Maya mengangguk paham, lalu menepuk bahu Keegan dengan lembut. “Kalau ada apa-apa, Mama selalu di sini, ya.”

Keegan hanya tersenyum tipis, lalu melihat ke arah jalan di mana Shasa tadi pergi. Sesuatu di dalam dirinya terasa tak tenang, seperti ada firasat buruk yang menggantung di udara.

Beberapa saat kemudian, ponsel Keegan bergetar di sakunya. Dia mengeluarkannya dan melihat bahwa itu adalah panggilan dari Jeff. Dengan sedikit rasa enggan, dia menjawabnya.

“Kenapa? tumben nelfon” tanya Keegan, suaranya lelah.

Dari seberang telepon, suara Jeff terdengar panik dan tergesa-gesa. “Keegan, lo harus ke sini sekarang! Shasa... Shasa kecelakaan di pertigaan jalan...”

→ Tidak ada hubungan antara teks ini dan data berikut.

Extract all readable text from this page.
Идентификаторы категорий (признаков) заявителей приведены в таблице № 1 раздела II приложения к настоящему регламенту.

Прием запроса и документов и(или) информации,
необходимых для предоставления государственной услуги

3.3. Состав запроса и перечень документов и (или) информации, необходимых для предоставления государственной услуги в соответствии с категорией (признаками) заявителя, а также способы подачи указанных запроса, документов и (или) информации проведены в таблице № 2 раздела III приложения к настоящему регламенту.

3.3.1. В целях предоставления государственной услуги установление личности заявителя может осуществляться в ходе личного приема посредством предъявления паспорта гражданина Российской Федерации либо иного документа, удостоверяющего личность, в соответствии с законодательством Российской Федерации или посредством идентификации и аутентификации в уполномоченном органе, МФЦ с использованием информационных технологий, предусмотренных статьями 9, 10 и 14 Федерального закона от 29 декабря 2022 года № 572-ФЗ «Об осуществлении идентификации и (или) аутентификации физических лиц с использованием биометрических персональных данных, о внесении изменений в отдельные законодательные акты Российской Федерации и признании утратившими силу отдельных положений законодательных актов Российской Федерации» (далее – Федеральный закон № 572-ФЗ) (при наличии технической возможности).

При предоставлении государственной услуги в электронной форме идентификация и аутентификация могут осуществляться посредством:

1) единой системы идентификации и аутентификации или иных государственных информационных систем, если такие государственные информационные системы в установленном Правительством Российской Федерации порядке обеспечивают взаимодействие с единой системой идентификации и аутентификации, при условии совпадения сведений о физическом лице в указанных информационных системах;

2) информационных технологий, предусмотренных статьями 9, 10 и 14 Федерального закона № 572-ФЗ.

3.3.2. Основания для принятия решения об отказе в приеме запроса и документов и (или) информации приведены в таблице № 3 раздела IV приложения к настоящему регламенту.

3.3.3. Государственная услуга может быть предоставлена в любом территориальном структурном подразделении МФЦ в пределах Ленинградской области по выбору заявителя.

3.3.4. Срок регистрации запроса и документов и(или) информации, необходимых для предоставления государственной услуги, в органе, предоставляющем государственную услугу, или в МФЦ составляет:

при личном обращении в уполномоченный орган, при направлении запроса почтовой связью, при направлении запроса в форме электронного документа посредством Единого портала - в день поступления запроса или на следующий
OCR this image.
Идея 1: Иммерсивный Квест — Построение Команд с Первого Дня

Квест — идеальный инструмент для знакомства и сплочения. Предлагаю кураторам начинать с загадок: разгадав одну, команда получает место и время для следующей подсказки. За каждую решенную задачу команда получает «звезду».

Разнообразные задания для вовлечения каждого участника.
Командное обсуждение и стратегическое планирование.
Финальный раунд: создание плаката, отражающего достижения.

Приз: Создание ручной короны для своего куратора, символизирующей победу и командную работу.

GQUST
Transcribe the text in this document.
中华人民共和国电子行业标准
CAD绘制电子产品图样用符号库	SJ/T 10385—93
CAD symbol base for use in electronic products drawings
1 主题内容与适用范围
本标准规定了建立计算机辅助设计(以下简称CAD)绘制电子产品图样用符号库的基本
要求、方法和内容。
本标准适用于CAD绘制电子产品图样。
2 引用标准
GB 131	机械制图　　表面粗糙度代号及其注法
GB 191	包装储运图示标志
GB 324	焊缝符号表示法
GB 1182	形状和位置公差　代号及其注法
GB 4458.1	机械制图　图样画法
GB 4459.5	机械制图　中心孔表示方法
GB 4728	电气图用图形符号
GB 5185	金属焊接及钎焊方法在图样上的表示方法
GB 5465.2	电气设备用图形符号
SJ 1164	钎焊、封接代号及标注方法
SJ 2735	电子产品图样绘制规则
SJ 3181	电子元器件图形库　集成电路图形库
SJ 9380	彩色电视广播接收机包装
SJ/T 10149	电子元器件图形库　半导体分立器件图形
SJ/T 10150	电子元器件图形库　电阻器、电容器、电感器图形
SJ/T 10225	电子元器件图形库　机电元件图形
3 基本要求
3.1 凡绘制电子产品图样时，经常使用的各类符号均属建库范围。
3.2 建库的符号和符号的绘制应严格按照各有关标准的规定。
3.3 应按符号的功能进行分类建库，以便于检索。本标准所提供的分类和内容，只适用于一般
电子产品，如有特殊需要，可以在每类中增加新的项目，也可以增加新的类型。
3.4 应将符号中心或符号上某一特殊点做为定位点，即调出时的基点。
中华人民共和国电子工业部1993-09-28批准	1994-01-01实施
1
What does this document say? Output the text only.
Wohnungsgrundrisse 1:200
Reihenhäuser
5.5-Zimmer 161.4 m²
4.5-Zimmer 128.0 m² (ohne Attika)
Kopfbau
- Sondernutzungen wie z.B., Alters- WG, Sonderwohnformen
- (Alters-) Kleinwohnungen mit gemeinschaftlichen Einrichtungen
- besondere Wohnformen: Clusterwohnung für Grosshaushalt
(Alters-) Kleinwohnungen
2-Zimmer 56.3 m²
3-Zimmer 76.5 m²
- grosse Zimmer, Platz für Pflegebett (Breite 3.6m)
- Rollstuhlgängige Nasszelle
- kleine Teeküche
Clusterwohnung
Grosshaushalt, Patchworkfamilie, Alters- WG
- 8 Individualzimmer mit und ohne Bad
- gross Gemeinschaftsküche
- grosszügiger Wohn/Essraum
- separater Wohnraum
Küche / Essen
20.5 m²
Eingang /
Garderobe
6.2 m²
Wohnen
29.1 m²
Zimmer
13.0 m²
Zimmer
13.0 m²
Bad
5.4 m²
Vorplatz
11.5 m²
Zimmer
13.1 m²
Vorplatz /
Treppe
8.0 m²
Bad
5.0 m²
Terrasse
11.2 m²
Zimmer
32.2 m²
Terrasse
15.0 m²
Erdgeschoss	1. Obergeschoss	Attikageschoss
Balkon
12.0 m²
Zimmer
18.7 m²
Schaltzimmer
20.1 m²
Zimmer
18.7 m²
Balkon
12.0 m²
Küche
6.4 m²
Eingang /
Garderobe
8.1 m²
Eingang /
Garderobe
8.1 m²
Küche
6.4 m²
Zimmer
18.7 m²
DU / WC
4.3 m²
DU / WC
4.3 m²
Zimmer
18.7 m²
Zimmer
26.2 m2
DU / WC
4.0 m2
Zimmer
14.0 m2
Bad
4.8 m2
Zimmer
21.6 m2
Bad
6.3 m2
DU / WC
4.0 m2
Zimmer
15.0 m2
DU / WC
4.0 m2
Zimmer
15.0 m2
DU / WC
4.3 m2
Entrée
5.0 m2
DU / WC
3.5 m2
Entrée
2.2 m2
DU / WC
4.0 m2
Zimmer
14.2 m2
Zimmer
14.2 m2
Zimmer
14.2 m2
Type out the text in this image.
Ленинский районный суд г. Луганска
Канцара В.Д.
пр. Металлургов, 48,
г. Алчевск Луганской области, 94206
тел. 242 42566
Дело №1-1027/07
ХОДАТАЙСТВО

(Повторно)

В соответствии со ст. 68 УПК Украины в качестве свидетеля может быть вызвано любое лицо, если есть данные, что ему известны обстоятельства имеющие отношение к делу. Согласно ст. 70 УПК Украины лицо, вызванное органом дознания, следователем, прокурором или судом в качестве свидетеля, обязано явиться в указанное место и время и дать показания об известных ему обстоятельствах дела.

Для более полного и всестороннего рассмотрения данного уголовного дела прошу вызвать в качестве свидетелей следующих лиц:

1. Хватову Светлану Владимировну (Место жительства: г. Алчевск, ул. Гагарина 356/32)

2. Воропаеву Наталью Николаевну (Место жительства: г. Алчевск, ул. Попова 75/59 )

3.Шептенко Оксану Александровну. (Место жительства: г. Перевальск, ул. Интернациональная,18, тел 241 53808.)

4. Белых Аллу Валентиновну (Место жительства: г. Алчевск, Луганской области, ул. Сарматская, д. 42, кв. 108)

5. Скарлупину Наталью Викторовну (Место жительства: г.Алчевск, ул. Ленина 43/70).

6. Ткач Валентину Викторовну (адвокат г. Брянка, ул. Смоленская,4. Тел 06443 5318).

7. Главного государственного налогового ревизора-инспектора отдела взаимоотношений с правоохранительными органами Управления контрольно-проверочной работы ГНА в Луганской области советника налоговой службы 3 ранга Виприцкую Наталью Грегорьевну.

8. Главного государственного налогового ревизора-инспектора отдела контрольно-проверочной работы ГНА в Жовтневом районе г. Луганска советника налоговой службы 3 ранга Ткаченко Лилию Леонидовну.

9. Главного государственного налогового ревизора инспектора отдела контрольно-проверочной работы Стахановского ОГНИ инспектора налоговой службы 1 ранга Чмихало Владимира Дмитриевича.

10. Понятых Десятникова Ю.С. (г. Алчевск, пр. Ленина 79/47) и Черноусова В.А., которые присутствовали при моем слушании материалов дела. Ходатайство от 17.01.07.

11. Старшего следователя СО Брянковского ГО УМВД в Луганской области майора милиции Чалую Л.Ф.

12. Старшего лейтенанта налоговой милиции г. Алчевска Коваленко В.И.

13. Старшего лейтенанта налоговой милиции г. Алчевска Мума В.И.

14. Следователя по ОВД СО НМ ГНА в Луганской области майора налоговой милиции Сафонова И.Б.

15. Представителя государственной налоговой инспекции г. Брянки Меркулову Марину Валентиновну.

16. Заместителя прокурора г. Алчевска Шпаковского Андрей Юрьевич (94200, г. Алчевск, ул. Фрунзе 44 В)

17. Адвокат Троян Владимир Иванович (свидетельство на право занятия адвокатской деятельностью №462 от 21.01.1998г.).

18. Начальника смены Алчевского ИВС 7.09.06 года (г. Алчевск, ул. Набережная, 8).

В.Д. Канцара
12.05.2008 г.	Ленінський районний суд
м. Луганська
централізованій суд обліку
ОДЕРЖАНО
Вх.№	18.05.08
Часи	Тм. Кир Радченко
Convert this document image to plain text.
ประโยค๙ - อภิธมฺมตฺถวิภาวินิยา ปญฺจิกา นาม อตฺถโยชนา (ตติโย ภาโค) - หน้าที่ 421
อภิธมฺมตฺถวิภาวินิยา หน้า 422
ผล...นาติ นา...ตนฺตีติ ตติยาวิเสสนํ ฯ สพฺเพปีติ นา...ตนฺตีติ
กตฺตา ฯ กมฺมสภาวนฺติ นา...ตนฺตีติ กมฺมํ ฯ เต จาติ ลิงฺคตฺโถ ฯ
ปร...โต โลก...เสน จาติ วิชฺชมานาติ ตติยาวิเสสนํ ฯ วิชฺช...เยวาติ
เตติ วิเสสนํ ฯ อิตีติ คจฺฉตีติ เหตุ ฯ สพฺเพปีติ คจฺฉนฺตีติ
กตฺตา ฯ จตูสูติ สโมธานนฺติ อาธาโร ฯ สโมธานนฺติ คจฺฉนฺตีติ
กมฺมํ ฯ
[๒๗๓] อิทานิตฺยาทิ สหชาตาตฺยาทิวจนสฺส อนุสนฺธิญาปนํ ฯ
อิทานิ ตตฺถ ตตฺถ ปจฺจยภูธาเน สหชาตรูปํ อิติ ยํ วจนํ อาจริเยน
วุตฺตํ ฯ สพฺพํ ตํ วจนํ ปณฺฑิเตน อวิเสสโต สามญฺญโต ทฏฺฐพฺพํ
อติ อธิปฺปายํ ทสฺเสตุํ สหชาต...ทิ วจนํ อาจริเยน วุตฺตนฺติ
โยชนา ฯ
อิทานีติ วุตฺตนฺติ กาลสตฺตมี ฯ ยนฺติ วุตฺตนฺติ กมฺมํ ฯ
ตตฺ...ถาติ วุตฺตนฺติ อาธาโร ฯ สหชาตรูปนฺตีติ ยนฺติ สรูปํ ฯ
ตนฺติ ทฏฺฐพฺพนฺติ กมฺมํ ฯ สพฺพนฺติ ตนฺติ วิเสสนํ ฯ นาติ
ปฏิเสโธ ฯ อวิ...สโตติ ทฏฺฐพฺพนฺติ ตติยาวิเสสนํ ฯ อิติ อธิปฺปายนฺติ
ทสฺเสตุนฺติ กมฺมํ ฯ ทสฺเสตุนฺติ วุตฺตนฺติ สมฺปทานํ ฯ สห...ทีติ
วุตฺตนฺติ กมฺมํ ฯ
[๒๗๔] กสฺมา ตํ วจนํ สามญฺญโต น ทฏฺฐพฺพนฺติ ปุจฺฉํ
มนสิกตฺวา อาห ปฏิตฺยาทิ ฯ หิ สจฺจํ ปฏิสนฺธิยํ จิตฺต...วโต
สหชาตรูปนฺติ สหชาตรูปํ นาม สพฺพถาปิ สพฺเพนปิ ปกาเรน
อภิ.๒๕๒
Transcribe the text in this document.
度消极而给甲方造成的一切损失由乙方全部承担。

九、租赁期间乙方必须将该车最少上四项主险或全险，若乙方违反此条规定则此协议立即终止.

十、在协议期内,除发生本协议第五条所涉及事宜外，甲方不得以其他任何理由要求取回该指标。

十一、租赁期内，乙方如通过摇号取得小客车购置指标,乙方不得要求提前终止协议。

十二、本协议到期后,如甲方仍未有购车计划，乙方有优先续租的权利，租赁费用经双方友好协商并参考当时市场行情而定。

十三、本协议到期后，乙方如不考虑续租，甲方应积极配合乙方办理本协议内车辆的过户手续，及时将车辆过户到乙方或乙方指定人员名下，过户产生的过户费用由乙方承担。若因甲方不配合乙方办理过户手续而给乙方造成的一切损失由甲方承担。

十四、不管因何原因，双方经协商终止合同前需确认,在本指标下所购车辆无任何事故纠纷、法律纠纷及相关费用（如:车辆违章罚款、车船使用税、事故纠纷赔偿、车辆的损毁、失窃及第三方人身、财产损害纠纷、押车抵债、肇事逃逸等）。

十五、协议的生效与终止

Keegan kaget, ternyata firasatnya benar. “Apa? Jeff, lo nggak bercanda, kan?”

“Gue serius, Keegan! Shasa... dia...” suara Jeff terdengar semakin gemetar, seolah kesulitan untuk melanjutkan.

Keegan merasa dunia di sekitarnya berputar, kakinya hampir tak mampu menopang tubuhnya. “Di mana? Gue kesana sekarang ya!”

Jeff menyebutkan lokasi kecelakaan itu, dan tanpa berpikir panjang, Keegan langsung berlari menuju mobilnya. Maya yang melihat putranya berlari dengan wajah pucat segera mengejarnya, namun Keegan sudah terlalu cepat masuk ke dalam mobil dan melaju dengan kecepatan penuh menuju tempat yang disebutkan Jeff.

Sesampainya di sana, Keegan mendapati tempat kejadian sudah dipenuhi dengan mobil polisi dan ambulans. Jantungnya berdebar kencang saat melihat sebuah mobil yang hancur berantakan di tengah jalan. Dia segera keluar dari mobil dan berlari ke arah kerumunan orang yang melihat kejadian itu.

Jeff dan beberapa teman lain sudah berada di sana, wajah mereka terlihat pucat dan ketakutan. Ketika melihat Keegan datang, Jeff segera menghampirinya dengan tatapan penuh duka.

“Keegan... Shasa... dia nggak selamat...” ucap Jeff dengan suara bergetar, matanya mulai berair.